If beautiful blooms in a vibrant cerise pink sound like something you’d like to see spread through your garden from spring to frost, look no further than these. More robust than other rose bushes, flower carpet roses are absolutely stunning when they come into their own, and are renowned for being disease-resistant and very low maintenance.

Glossy, dark green leaves look beautiful on their own, even when the flowers eventually go, and you won’t have to exert too much energy tending to these glorious additions to your garden.

12. Campunalas

Campunalas

Also known as bellflowers, these are a beautiful perennial that bursts into a stunning and vibrant purple-blue bloom every year in June. The flowers last until September, and make a magical addition to your raised beds, gravel gardens, rockeries, or borders.

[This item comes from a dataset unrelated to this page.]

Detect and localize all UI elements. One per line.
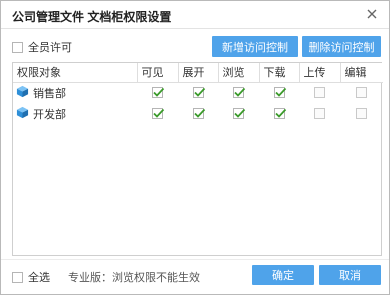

The little bell-shaped flowers are probably this plant’s biggest selling point. They’re not evergreen and require well-drained soil, but are so beautiful in bloom that many people feel them to be worth the bit more effort they require than some other ground cover plants do.

13. Aubretias

Aubretias

Aubretia grows in beautiful blue and purple clumps and will thrive in well-drained, alkaline soil that enjoys full sun. Aubreita loves a wall-top, where it will spread and then spill over into a beautiful curtain of colour.

It flowers in early spring and is a lovely sign for anyone who grows them that spring is finally here – and, if you cut them back after their first flowering, you might even get a second bloom in summer. They’re not evergreen, so foliage will die off once the summer turns.

Final thoughts…

Choosing the right ground cover plant for your garden can transform it into something more beautiful and less work than ever before! The trick is to find what works not only for your soil but for you – whether you’d like to be able to use the herbs you grow; attract and support more pollinators; fill your space with your favourite colour; or minimise the effort you need to put into your garden entirely.

If you’ve been mulling over the myriad choices of ground cover plants to elevate your garden, we hope this article might have given you some inspiration. Options are abundant out there, and if you choose the one to meet your needs, suit your soil and fit your garden’s aesthetic, you can truly take your garden to a whole new level.